Last Updated on March 3, 2016 by FERS Disability Attorney

There are things in life which we cannot understand; others, that though we may engage the subject, invest the necessary time and beyond, and yet there seems always to remain a component which continues to escape; and yet, the ease with which others seem to comprehend that which cannot be grasped.  People often mistake wisdom for knowledge, when in fact the latter is merely the capacity to accumulate, whereas the former is the ability to recognize that which is relevant for successful living and to separate it from the abyss of insignificance.

Physicists and mathematicians view the world through a myopic perspective of numbers and calculations; the rest of us remain in the throes of Kantian preconditions, forever condemned to limited knowledge and constrained boundaries.  Or, perhaps we merely envy the greener grass on the south side of the fence.  At some point in life, we all come to a realization that greater minds than our own must be accessed in order to move forward.  Expertise is a rare commodity; value for such a product must be weighed as against the return of an investment.

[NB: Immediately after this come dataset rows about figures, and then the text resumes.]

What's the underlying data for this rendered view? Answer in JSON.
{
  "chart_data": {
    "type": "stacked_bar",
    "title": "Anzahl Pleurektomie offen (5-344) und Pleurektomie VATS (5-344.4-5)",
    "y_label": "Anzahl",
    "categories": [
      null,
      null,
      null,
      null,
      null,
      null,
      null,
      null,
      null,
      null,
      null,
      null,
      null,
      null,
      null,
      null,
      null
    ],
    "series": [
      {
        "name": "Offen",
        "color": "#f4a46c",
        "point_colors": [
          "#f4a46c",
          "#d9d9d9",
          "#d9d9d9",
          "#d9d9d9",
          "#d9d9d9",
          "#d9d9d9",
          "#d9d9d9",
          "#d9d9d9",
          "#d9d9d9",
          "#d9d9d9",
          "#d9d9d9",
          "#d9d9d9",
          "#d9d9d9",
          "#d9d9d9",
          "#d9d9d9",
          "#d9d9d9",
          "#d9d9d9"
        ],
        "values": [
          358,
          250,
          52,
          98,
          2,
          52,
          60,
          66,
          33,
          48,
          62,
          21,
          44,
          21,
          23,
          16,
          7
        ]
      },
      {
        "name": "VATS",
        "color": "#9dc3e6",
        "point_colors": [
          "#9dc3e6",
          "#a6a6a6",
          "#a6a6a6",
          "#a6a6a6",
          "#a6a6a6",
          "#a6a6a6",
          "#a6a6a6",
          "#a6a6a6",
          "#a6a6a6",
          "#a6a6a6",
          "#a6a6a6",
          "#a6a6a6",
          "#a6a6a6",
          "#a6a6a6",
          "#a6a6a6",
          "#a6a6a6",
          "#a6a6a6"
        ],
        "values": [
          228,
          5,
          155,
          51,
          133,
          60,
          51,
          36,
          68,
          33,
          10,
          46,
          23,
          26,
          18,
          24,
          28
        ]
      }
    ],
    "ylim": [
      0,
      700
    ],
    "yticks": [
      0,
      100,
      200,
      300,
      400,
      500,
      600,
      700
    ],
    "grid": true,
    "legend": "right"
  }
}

For Federal employees and U.S. Postal workers who must consider preparing, formulating and filing for Federal Disability Retirement benefits through the U.S. Office of Personnel Management, whether the Federal or Postal employee is under FERS, CSRS or CSRS Offset, it is important to understand that, while the laws governing Federal Disability Retirement may not be as complex or complicated as differential calculus equations or even attempting to understand the concepts of concavity or convexity, the primary point of significance to recognize it in terms of endangering one’s chances for success by overlooking that which others may already know by experience or learned expertise.

The laws governing Federal Disability Retirement will never rise to the level of complexity when attempting to tackle a calculus problem; but it is never the complexity which defeats, but rather, the complications which ensue by failing to comprehend the differentiation not between derivatives of comic circumlocutions, but of wisdom as opposed to mere knowledge.